As a pastoral prose romance, Longus' Daphnis and Chloe is something of an anomaly in a genre dominated for centuries by verse. Yet the work is quintessential pastoral, less because of its shepherd protagonists than because of the author's narrative strategy, with its mixing of genres and the cool distance it establishes between character and reader. Crucial in establishing this distance is the author's emphasis on the pastoral scene as artifact, a crafted work to be viewed and admired by the connoisseur.
The stress on artifact appears from the start. Rather than plunging his readers into the story or vouching for the veracity of what is to follow by presenting himself as an eyewitness or participant, Longus identifies himself, in a narrator's preface, as a sophisticated outsider, and informs his readers that what they are about to read is an extended ekphrasis, a literary description of a work of visual art:
Hunting on Lesbos, I saw in a grotto of the Nymphs the most beautiful spectacle (theama) I have ever seen: a painted picture (eikona graptēn), a tale of love (historian erōtos).
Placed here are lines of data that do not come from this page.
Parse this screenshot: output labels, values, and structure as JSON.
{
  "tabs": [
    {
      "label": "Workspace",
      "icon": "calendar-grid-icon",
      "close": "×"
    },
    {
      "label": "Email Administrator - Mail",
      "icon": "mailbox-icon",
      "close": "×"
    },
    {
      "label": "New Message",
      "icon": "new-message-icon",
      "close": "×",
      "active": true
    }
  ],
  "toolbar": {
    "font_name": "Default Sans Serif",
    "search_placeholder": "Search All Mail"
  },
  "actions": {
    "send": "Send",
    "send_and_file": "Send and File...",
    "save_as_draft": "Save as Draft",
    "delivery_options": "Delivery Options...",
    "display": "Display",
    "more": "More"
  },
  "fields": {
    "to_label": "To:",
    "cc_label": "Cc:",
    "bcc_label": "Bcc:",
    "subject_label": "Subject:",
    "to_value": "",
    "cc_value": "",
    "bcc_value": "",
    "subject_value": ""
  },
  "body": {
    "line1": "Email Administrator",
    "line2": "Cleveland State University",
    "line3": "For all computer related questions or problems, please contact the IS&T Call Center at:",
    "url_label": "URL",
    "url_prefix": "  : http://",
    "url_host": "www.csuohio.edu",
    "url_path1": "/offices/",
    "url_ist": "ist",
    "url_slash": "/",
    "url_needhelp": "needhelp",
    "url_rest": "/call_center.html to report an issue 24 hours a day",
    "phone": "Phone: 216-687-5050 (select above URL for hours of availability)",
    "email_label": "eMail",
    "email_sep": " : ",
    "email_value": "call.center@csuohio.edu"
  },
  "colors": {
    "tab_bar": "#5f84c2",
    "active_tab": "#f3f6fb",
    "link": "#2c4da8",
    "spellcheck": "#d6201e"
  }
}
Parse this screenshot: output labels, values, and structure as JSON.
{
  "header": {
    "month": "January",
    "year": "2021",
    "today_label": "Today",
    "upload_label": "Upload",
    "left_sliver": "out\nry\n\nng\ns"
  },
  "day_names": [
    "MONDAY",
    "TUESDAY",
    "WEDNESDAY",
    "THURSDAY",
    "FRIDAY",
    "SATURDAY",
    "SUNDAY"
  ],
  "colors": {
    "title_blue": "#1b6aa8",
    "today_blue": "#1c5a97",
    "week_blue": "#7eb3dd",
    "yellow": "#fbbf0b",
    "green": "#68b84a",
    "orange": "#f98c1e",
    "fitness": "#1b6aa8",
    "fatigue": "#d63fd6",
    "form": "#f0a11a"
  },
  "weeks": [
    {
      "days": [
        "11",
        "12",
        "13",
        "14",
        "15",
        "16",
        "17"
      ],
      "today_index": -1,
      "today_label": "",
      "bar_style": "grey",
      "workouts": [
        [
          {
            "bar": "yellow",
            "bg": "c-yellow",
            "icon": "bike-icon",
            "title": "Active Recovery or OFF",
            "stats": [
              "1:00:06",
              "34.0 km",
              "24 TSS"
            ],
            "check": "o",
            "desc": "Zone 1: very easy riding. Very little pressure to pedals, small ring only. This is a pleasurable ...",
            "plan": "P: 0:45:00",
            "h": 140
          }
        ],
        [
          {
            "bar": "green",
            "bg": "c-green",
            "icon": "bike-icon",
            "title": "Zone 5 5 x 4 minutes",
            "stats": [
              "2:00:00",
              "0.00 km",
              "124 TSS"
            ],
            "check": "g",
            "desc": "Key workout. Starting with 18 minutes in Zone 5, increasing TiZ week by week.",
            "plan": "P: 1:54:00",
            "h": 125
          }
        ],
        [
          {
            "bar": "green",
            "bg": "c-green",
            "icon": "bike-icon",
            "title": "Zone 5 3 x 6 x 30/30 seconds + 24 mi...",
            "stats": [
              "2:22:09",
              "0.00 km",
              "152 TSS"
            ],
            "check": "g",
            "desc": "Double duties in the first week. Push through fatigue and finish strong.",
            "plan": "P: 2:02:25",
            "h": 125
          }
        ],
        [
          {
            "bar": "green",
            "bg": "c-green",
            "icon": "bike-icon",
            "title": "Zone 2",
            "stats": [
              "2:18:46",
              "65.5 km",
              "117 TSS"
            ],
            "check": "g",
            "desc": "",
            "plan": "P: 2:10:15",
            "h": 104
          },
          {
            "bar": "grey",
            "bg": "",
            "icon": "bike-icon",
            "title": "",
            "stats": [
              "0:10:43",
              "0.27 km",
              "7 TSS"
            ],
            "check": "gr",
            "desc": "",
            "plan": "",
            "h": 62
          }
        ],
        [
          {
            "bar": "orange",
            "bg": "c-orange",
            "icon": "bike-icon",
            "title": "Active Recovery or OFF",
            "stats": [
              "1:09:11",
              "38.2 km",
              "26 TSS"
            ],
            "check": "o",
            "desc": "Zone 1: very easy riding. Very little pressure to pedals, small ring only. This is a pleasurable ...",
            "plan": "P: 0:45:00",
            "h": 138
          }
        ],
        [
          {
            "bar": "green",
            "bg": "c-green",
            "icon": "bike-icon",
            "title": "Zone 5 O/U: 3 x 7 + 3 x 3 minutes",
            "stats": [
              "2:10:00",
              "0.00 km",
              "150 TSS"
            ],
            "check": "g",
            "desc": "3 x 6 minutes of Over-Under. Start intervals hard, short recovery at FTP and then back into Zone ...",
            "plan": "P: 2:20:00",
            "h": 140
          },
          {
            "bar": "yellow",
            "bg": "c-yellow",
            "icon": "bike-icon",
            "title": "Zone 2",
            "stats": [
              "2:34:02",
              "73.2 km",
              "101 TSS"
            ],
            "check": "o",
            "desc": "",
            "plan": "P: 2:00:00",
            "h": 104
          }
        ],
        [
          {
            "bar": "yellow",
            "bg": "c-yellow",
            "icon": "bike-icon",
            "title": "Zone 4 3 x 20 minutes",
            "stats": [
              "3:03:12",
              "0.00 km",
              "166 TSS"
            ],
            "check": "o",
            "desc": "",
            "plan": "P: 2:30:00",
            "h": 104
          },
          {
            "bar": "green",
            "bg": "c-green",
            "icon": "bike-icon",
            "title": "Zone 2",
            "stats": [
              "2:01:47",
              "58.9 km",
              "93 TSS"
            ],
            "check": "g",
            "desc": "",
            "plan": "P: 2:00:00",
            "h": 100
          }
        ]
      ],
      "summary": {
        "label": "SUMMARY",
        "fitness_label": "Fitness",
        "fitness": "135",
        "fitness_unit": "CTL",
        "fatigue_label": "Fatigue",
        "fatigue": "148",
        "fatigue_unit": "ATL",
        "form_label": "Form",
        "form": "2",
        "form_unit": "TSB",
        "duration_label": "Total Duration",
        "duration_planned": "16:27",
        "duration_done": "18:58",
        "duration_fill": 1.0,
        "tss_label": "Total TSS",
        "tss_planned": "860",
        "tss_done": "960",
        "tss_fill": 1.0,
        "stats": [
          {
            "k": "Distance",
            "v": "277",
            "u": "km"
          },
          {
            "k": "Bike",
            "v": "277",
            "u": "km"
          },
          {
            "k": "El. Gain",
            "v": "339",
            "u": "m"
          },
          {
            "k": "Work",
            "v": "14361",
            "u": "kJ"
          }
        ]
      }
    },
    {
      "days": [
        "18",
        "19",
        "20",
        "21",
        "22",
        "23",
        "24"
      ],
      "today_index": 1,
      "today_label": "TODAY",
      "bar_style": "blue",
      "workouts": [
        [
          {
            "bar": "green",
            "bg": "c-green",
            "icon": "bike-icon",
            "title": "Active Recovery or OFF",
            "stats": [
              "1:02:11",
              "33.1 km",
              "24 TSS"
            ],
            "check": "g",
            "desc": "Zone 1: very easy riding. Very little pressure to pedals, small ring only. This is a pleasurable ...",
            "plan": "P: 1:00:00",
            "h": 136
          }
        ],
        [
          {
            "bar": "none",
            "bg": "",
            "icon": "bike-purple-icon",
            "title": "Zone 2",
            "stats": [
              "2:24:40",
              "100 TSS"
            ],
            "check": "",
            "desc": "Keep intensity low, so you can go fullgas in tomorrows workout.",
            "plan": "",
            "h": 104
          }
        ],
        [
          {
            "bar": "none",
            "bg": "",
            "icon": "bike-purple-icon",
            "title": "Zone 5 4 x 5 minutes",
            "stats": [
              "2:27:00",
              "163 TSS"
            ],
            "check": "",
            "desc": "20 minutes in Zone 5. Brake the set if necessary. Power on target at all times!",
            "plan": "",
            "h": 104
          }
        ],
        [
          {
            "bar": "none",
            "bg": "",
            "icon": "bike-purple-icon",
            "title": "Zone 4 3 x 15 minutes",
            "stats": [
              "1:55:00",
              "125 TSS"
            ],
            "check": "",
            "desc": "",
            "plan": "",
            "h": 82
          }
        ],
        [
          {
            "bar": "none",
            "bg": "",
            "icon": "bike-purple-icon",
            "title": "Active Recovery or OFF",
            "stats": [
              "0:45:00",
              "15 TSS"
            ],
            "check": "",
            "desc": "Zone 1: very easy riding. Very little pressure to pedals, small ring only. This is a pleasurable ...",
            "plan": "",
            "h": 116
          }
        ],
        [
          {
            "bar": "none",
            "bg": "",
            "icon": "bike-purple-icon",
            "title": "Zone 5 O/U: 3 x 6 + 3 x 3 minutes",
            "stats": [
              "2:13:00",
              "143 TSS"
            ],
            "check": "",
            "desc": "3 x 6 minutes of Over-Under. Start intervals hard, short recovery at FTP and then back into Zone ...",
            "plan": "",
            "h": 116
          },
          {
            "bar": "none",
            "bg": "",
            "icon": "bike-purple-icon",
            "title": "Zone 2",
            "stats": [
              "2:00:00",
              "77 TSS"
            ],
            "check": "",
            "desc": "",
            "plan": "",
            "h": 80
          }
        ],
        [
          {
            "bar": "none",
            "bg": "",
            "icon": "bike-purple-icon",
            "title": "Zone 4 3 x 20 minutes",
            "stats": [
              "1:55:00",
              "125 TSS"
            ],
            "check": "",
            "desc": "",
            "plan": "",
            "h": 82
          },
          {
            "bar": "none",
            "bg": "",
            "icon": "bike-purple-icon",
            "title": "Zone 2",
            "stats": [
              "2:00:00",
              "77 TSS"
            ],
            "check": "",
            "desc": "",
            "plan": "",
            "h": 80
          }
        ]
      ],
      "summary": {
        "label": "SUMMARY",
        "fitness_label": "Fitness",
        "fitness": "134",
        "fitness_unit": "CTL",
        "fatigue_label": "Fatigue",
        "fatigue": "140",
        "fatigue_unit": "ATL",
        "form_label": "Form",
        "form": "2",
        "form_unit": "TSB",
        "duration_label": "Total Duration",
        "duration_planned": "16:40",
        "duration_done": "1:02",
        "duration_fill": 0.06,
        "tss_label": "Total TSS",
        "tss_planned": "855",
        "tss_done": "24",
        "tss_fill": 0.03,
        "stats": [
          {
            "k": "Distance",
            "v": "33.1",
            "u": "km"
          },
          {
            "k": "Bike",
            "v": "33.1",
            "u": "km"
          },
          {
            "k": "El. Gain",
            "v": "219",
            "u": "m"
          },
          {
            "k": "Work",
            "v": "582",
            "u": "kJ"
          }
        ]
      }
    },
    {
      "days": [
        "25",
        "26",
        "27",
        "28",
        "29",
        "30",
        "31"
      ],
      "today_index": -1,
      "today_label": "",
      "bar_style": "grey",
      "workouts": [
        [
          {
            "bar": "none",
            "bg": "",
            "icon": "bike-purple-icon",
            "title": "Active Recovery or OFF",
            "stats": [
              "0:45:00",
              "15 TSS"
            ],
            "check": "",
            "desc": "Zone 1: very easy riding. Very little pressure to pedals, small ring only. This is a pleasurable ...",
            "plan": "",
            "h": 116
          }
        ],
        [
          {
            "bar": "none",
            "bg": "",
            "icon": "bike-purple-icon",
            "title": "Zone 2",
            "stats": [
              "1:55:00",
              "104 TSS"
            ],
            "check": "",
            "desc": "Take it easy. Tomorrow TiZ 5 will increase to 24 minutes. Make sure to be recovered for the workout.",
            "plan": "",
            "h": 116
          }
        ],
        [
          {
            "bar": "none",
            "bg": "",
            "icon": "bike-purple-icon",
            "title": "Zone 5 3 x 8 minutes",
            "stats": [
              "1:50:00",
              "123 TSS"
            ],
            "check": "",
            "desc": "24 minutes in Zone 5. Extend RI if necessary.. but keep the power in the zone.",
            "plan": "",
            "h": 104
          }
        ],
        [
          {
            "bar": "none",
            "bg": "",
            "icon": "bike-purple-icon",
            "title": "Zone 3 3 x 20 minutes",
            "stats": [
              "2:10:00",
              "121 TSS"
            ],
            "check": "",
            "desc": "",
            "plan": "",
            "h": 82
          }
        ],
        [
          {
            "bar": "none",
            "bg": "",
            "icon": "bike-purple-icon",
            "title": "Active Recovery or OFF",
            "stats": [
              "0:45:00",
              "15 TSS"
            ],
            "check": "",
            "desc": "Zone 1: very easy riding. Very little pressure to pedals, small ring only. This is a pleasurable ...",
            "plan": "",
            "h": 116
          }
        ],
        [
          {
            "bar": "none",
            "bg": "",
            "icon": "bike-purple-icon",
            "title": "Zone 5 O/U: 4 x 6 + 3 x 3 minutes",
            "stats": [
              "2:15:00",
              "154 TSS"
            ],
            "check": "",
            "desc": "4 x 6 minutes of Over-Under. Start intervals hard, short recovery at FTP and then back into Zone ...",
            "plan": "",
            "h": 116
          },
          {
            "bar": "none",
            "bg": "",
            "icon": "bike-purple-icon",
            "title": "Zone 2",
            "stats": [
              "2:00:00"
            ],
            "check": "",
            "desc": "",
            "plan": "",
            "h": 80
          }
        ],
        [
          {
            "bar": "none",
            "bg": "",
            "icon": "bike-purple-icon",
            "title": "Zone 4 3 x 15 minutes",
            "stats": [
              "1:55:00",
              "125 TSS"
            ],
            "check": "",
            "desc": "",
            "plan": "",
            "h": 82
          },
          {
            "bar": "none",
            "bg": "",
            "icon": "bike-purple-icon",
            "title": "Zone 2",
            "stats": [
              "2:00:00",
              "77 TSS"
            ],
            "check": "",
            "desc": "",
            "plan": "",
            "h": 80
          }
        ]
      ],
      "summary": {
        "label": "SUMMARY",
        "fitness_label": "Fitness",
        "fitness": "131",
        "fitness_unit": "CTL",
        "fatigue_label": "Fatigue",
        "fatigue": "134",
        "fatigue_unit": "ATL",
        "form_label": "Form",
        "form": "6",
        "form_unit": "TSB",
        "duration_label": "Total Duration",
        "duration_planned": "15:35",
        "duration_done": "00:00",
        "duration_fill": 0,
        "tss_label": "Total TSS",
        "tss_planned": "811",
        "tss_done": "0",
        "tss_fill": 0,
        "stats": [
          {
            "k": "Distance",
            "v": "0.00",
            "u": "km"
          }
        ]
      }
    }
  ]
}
The narrator's first words identify him as a hunter rather than a shepherd, no matter how literary. In fact he ranges himself alongside the urban gentlemen holiday-makers and hunters whom his readers will soon meet within the frame of the story (the Methymnean youths, the young master Astylos whose very name proclaims his urban identity — astu is the word for city) and whose aesthetic values they undoubtedly share.